Part 2: Clarify your Purpose
It will be helpful to use the messaging or phrases and language (or frames) that have been already proved affective by marketing research. Think about what your organization offers that is unique, and how you fulfill the needs of the target audience. Then, use the same framework to answer the following questions of the reader:
Why did they write me?
We are writing you because we believe you share an appreciation for these same ideals. You also have valuable resources that could support this work. We are presenting you with a unique opportunity, by inviting you to join us in …
How are they doing it?
We are currently fundraising to finance… Our next step (or ultimate goal) will be…. Will you help us fund [state fundraising goal] and donate [time, money, resources]?
Then include any details or upcoming events that are relevant to this fundraising goal.

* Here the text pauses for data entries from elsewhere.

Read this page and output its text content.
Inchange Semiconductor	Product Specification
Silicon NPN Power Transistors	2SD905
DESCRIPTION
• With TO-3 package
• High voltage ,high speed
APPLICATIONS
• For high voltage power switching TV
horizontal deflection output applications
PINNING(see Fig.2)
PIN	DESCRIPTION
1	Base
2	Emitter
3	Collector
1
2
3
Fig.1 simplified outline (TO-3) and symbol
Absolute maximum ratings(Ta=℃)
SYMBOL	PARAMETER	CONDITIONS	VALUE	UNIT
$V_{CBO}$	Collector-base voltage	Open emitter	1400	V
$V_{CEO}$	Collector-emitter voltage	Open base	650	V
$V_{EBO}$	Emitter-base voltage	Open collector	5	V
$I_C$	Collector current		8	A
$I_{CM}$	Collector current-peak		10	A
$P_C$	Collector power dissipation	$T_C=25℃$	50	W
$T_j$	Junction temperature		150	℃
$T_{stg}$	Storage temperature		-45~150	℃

Part 3: Establishing Credibility
It is hard for any individual to support a cause that they don’t believe will spend their money wisely. On a recent marketing survey, when asked why people chose the organizations they donated to, the most common response was that they had established trust. Alternately, people donated to a cause with whom a friend or family member they trusted was affiliated.
Who is leading the cause?
- Information on your organization, level of experience, education, and/or work background. Mention important names that you know will have immediate recognition
- Mention your partnerships or affiliations with other credible organizations
- Talk about how expansive your work is (how many countries, centers, etc. are involved or beneficially effected)
Part 4: Call to Action
When it comes to fundraising, the resultant action of your reader should be to donate resources in support of your cause, therefore, it is best to provide an immediate opportunity for them to act by giving the exact information they need to do so. Make this final action as simple and quick as possible.
What action do they want me to take?
How can I take this action?
We want you to attend the [name of event] and bring your talents, experience, and creativity to help us [goal].
List RVSP or details needed for informational purposes.
What do I get from this?
Why should I be inspired to take such action?
Here you would then tie back to your purpose—the cause or inspiration. Let them know what they are part of by taking action [such as positive social change]. After doing so, end with a strong statement like, “Please accept our invitation to [requested action].”
When? Provide the date and time
Where? For performances, media events, etc.
How? Give your contact information
To RSVP or [xx] contact [name] by phone: [#] or email: [email address]. For questions about this event or organization contact [name] by phone: [#] or email: [email address].